Through a downpour, these GOATs persevered. Not just for bragging rights (which went to Tiger and Peyton). Not only for our own entertainment (with cart cams and live mics on each player). Not just to jumpstart legalized sports betting (which as gone without major sports since mid-March due to the coronavirus pandemic).
On the eve of Memorial Day, these greats came together for a good cause, raising over $20 million for COVID-19 efforts.
Despite terrible playing conditions, The Match 2 became a silver lining. And it signified, potentially, that the light at the end of the tunnel is getting closer.
Now, on to the Rewind:
Louisiana sports betting one step closer
Legalized sports betting in Louisiana appears close to hitting the November ballot, although one senator’s choice to include technical additions in the bill has delayed the bill’s passage in the House.
While legislation passed by a 73-23 vote, Speaker Pro Tempore Tanner Magee opted to include “participation in sports wagering … shall not be considered gambling by computer” in the bill. Such a choice would allow casinos to enter a bettor’s wager into a computer.
From here, the bill heads to the Senate, where a committee needs to sign off before sending it to the floor. The House expects to review details of a similar bill this week and could elect final passage, thus sending the bill to the November ballot.
Time is of the essence for Louisiana lawmakers, as the legislative session is scheduled to adjourn June 1.
Should parishes approve the legalization of sports betting, state lawmakers would craft additional details of the industry, such as regulations, next year.
Green-lighting regulated wagering in Louisiana would certainly provide a boost for casinos in the state, which already compete with properties in neighboring states that offer legalized sports betting.
Leagues still on hook for fighting legal sports betting
Two years later, and history again repeated itself.
The US Supreme Court ruled that it would not hear appeals over a Third Circuit ruling that major American sports leagues could owe restitution after the court struck down PASPA in 2018 and ultimately cleared the way for state-sanctioned sports betting.
Now the case moves to Third Circuit in New Jersey, where a decision could come down regarding how much leagues would owe the New Jersey Thoroughbred Horsemen’s Association, operators of Monmouth Park.
Initially, the association requested that the likes of MLB, NBA, NCAA, NFL and NHL use their $3.4 million in bonds to cover a temporary restraining order. And on top of that: an additional $150 million in damages.
Those five leagues stood as the main opponents of New Jersey regulators attempting to legalize sports betting in 2014. And Monmouth was ready to become the first property with a sportsbook.

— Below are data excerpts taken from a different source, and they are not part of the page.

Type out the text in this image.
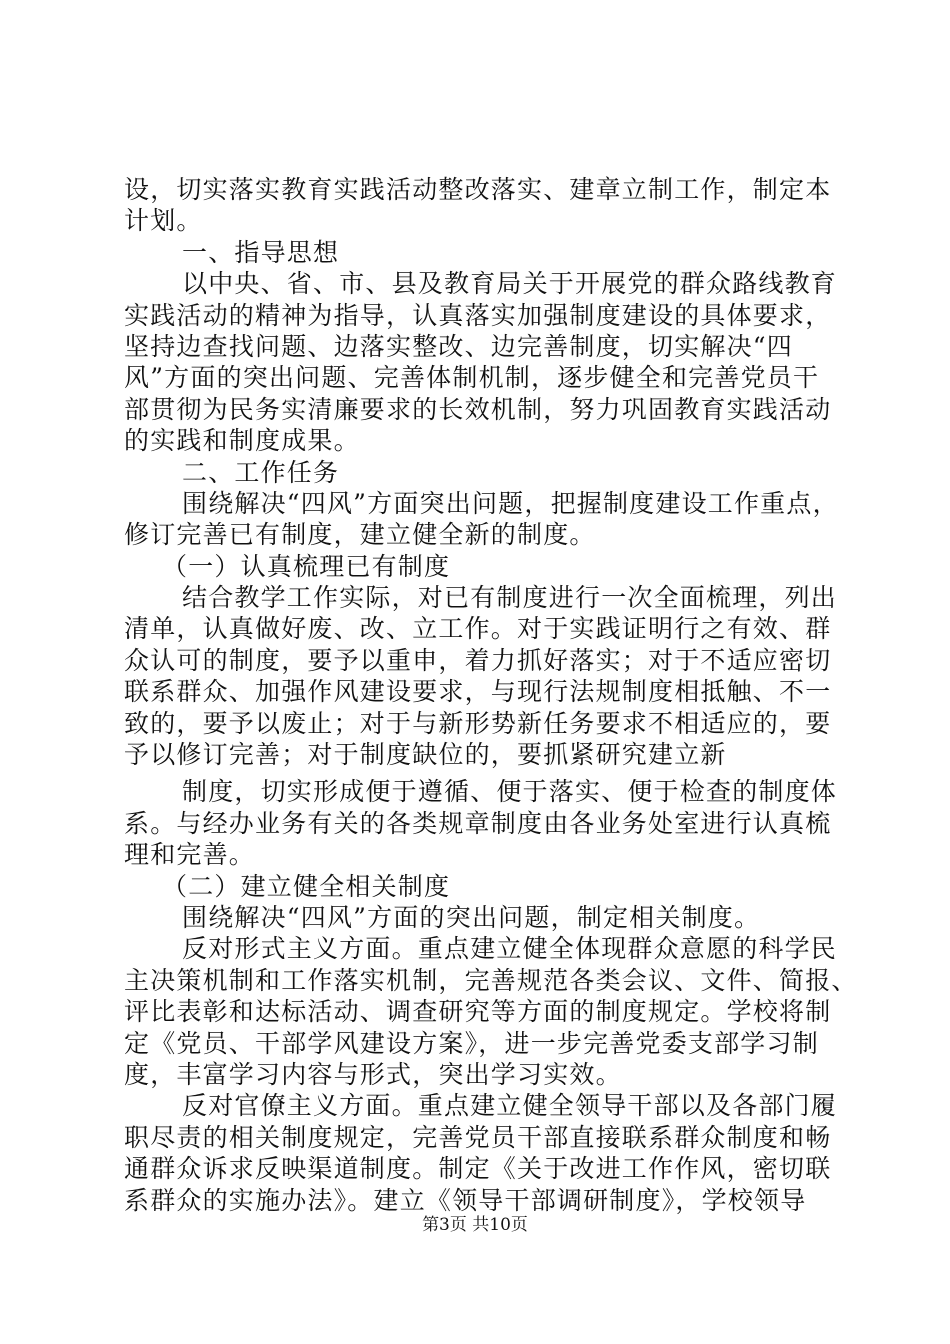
设，切实落实教育实践活动整改落实、建章立制工作，制定本
计划。
一、指导思想
以中央、省、市、县及教育局关于开展党的群众路线教育
实践活动的精神为指导，认真落实加强制度建设的具体要求，
坚持边查找问题、边落实整改、边完善制度，切实解决“四
风”方面的突出问题、完善体制机制，逐步健全和完善党员干
部贯彻为民务实清廉要求的长效机制，努力巩固教育实践活动
的实践和制度成果。
二、工作任务
围绕解决“四风”方面突出问题，把握制度建设工作重点，
修订完善已有制度，建立健全新的制度。
（一）认真梳理已有制度
结合教学工作实际，对已有制度进行一次全面梳理，列出
清单，认真做好废、改、立工作。对于实践证明行之有效、群
众认可的制度，要予以重申，着力抓好落实；对于不适应密切
联系群众、加强作风建设要求，与现行法规制度相抵触、不一
致的，要予以废止；对于与新形势新任务要求不相适应的，要
予以修订完善；对于制度缺位的，要抓紧研究建立新
制度，切实形成便于遵循、便于落实、便于检查的制度体
系。与经办业务有关的各类规章制度由各业务处室进行认真梳
理和完善。
（二）建立健全相关制度
围绕解决“四风”方面的突出问题，制定相关制度。
反对形式主义方面。重点建立健全体现群众意愿的科学民
主决策机制和工作落实机制，完善规范各类会议、文件、简报、
评比表彰和达标活动、调查研究等方面的制度规定。学校将制
定《党员、干部学风建设方案》，进一步完善党委支部学习制
度，丰富学习内容与形式，突出学习实效。
反对官僚主义方面。重点建立健全领导干部以及各部门履
职尽责的相关制度规定，完善党员干部直接联系群众制度和畅
通群众诉求反映渠道制度。制定《关于改进工作作风，密切联
系群众的实施办法》。建立《领导干部调研制度》，学校领导
第3页 共10页
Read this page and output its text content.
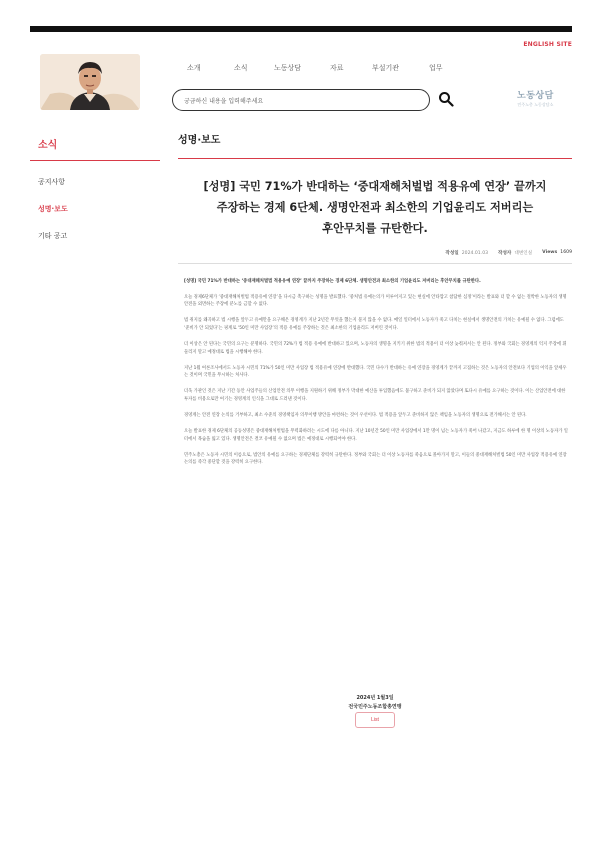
ENGLISH SITE
소개	소식	노동상담	자료	부설기관	업무
궁금하신 내용을 입력해주세요	노동상담
민주노총 노동상담소
소식
공지사항
성명·보도
기타 공고
성명·보도
[성명] 국민 71%가 반대하는 ‘중대재해처벌법 적용유예 연장’ 끝까지
주장하는 경제 6단체. 생명안전과 최소한의 기업윤리도 저버리는
후안무치를 규탄한다.
작성일 2024.01.03 작성자 대변인실 Views 1609

[성명] 국민 71%가 반대하는 ‘중대재해처벌법 적용유예 연장’ 끝까지 주장하는 경제 6단체. 생명안전과 최소한의 기업윤리도 저버리는 후안무치를 규탄한다.

오늘 경제6단체가 ‘중대재해처벌법 적용유예 연장’을 다시금 촉구하는 성명을 발표했다. ‘중처법 유예논의가 미루어지고 있는 현실에 안타깝고 참담한 심정’이라는 발표와 더 할 수 없는 절박한 노동자의 생명안전을 외면하는 주장에 분노를 금할 수 없다.

법 취지를 왜곡하고 법 시행을 앞두고 유예만을 요구해온 경영계가 지난 2년간 무엇을 했는지 묻지 않을 수 없다. 매일 일터에서 노동자가 죽고 다치는 현실에서 생명안전의 가치는 유예될 수 없다. 그럼에도 ‘준비가 안 되었다’는 핑계로 ‘50인 미만 사업장’의 적용 유예를 주장하는 것은 최소한의 기업윤리도 저버린 것이다.

더 이상은 안 된다는 국민의 요구는 분명하다. 국민의 72%가 법 적용 유예에 반대하고 있으며, 노동자의 생명을 지키기 위한 법의 적용이 더 이상 늦춰져서는 안 된다. 정부와 국회는 경영계의 억지 주장에 휘둘리지 말고 예정대로 법을 시행해야 한다.

지난 1월 여론조사에서도 노동자 시민의 71%가 50인 미만 사업장 법 적용유예 연장에 반대했다. 국민 다수가 반대하는 유예 연장을 경영계가 끝까지 고집하는 것은 노동자의 안전보다 기업의 이익을 앞세우는 것이며 국민을 무시하는 처사다.

더욱 가관인 것은 지난 기간 동안 사업주들의 산업안전 의무 이행을 지원하기 위해 정부가 막대한 예산을 투입했음에도 불구하고 준비가 되지 않았다며 또다시 유예를 요구하는 것이다. 이는 산업안전에 대한 투자를 비용으로만 여기는 경영계의 인식을 그대로 드러낸 것이다.

경영계는 안전 연장 논의를 거부하고, 최소 수준의 경영책임자 의무이행 방안을 마련하는 것이 우선이다. 법 적용을 앞두고 준비하지 않은 책임을 노동자의 생명으로 전가해서는 안 된다.

오늘 발표한 경제 6단체의 공동성명은 중대재해처벌법을 무력화하려는 시도에 다름 아니다. 지난 10년간 50인 미만 사업장에서 1만 명이 넘는 노동자가 죽어 나갔고, 지금도 하루에 한 명 이상의 노동자가 일터에서 목숨을 잃고 있다. 생명안전은 결코 유예될 수 없으며 법은 예정대로 시행되어야 한다.

민주노총은 노동자 시민의 이름으로, 법안의 유예를 요구하는 경제단체를 강력히 규탄한다. 정부와 국회는 더 이상 노동자를 죽음으로 몰아가지 말고, 이들의 중대재해처벌법 50인 미만 사업장 적용유예 연장 논의를 즉각 중단할 것을 강력히 요구한다.

2024년 1월3일
전국민주노동조합총연맹
List
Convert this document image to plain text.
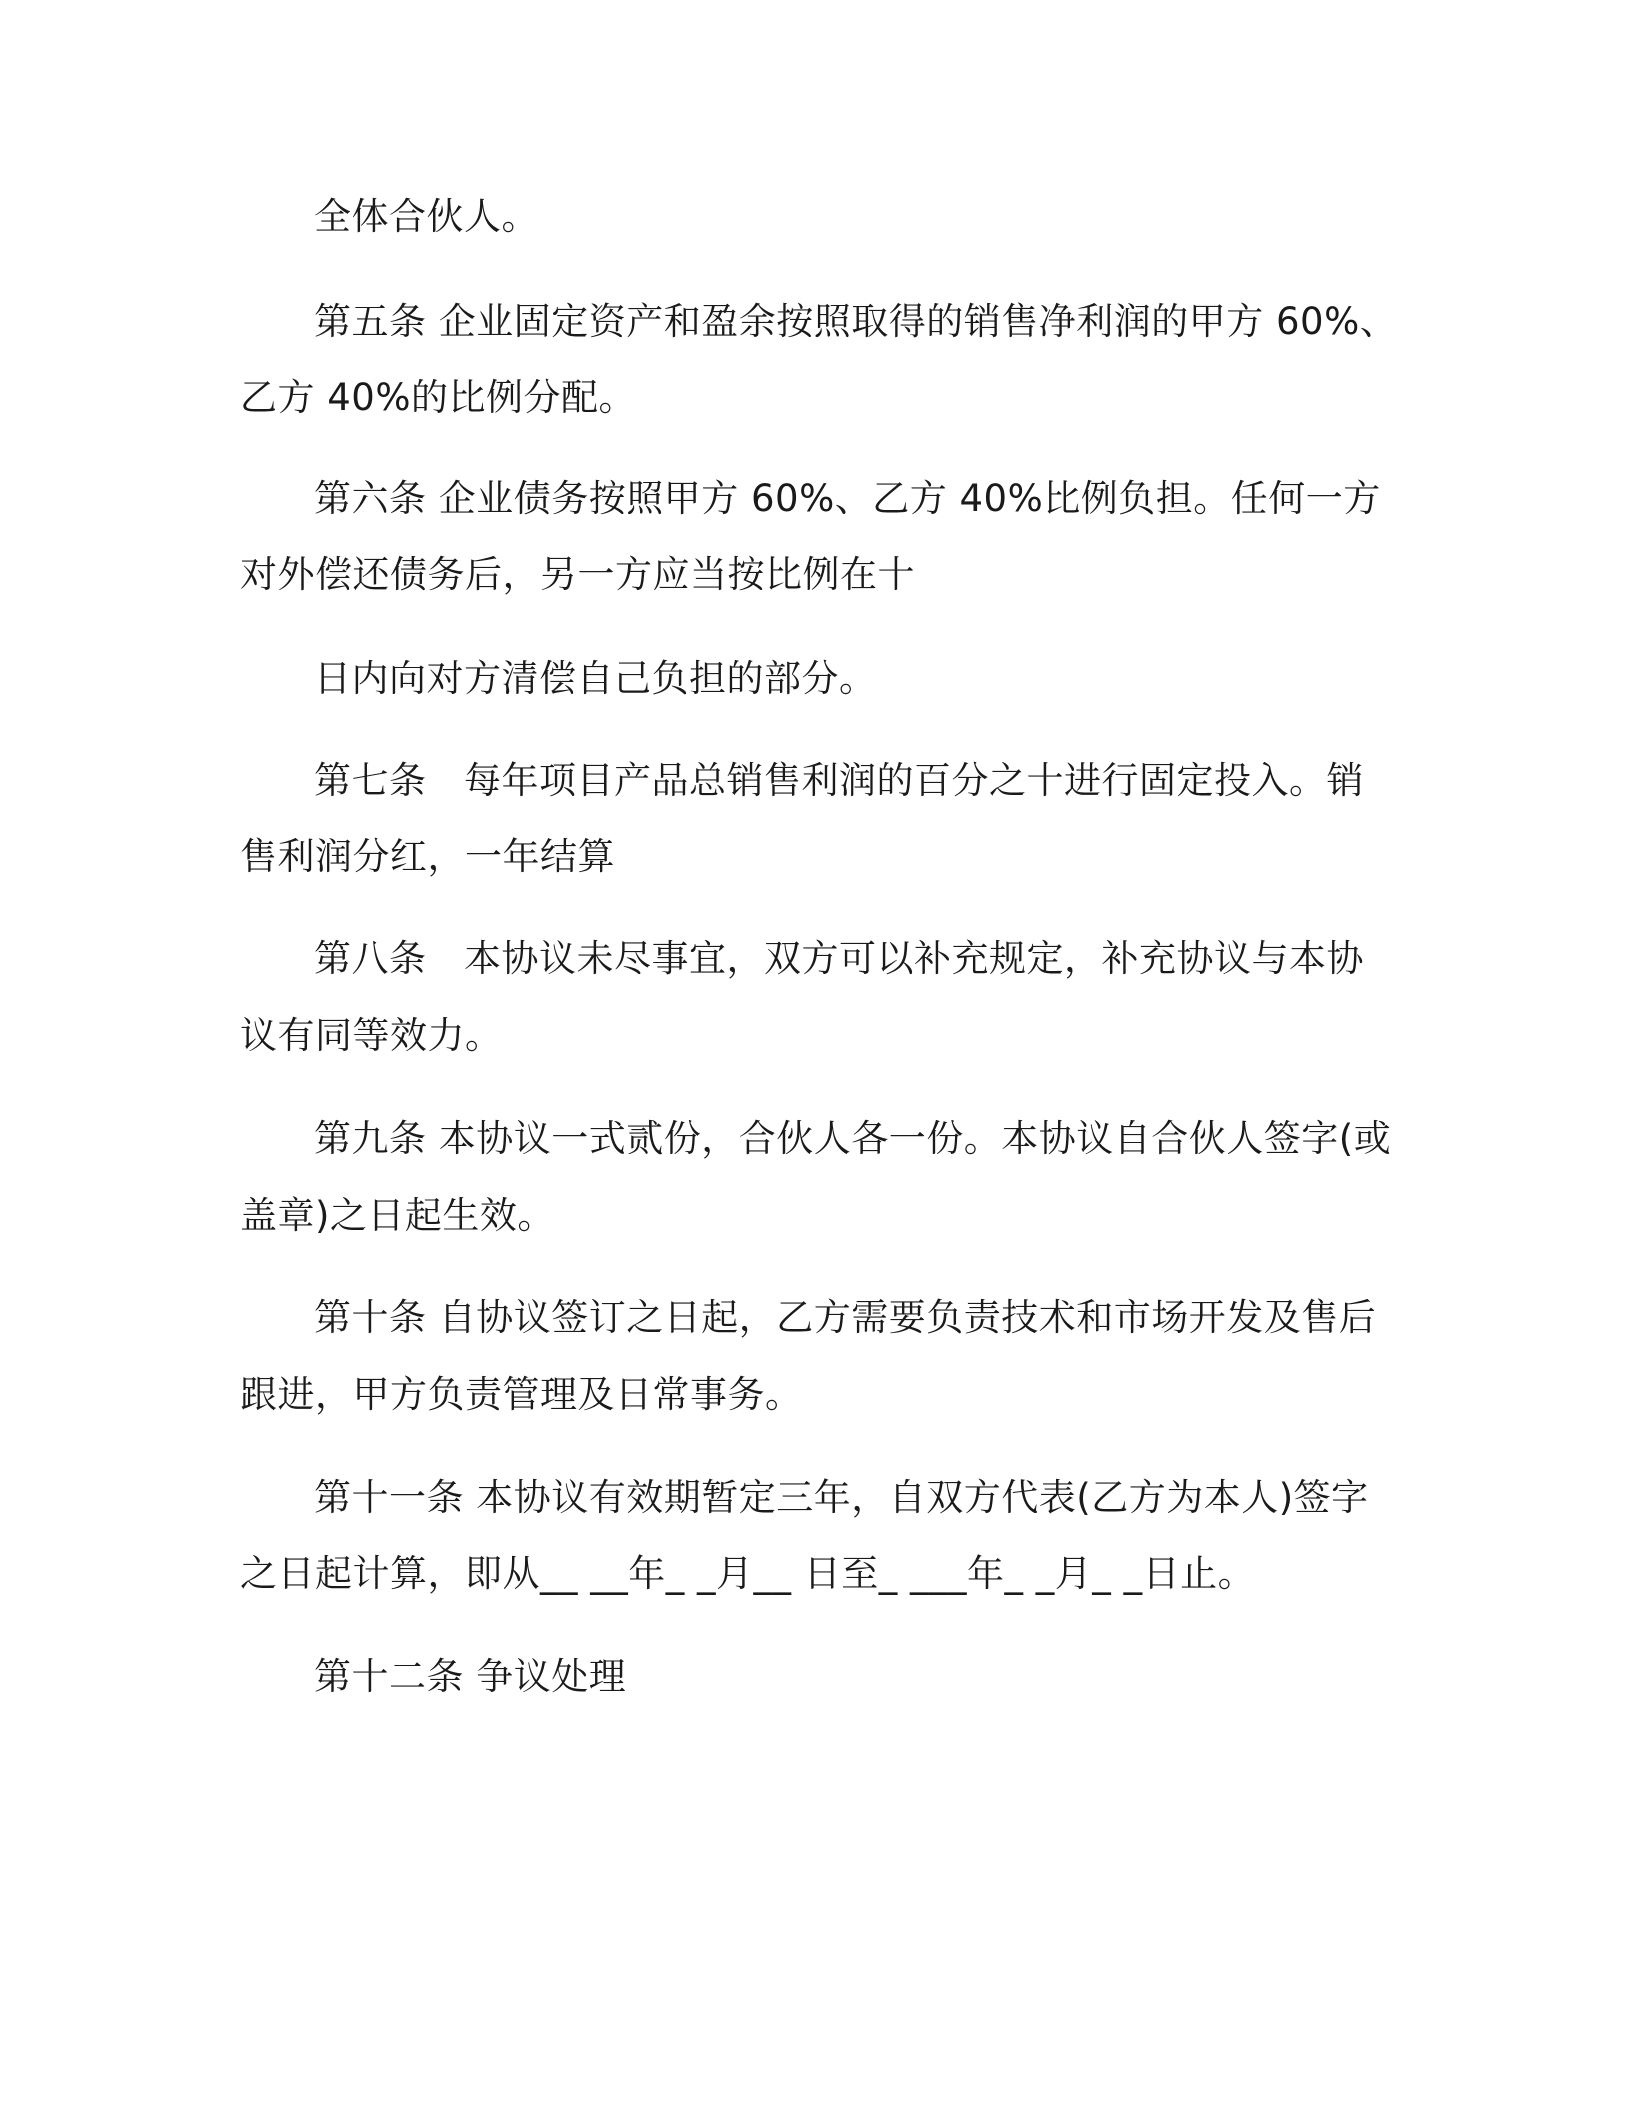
全体合伙人。
第五条 企业固定资产和盈余按照取得的销售净利润的甲方 60%、
乙方 40%的比例分配。
第六条 企业债务按照甲方 60%、乙方 40%比例负担。任何一方
对外偿还债务后，另一方应当按比例在十
日内向对方清偿自己负担的部分。
第七条　每年项目产品总销售利润的百分之十进行固定投入。销
售利润分红，一年结算
第八条　本协议未尽事宜，双方可以补充规定，补充协议与本协
议有同等效力。
第九条 本协议一式贰份，合伙人各一份。本协议自合伙人签字(或
盖章)之日起生效。
第十条 自协议签订之日起，乙方需要负责技术和市场开发及售后
跟进，甲方负责管理及日常事务。
第十一条 本协议有效期暂定三年，自双方代表(乙方为本人)签字
之日起计算，即从__ __年_ _月__ 日至_ ___年_ _月_ _日止。
第十二条 争议处理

The horsemen’s association noted that leagues were already landing deals with daily fantasy sports operators at the time, a grey area for many that shades closer to gambling as players could win money based on sports.
Eventually, four years after the fact, Monmouth did become the first location in the Garden State to accept legal wagers. Yet the fight for more continues.
New casino on the way to Chicago
For years, lawmakers and stakeholders have laid the path to potentially bring a casino to Chicago.
Now, it seems one is on the way.
The Illinois General Assembly worked late into the night last week to sign off on a $41 billion budget plan that relies on borrowing money and potentially receives help from the federal government amid the coronavirus pandemic. Amid all this, the Illinois Senate approved the casino plan by a 42-14 vote.
Now it awaits approval from Gov. J.B. Pritzker.
Sen. Bill Cunningham estimated that Illinois capital programs will receive $45 million in licensing fees before the casino even opens. To boot, Illinois would also receive $700 million in “a re-worked reconciliation fee.”
When the casino does open, revenue will help fund pensions for Chicago’s police and fire employees.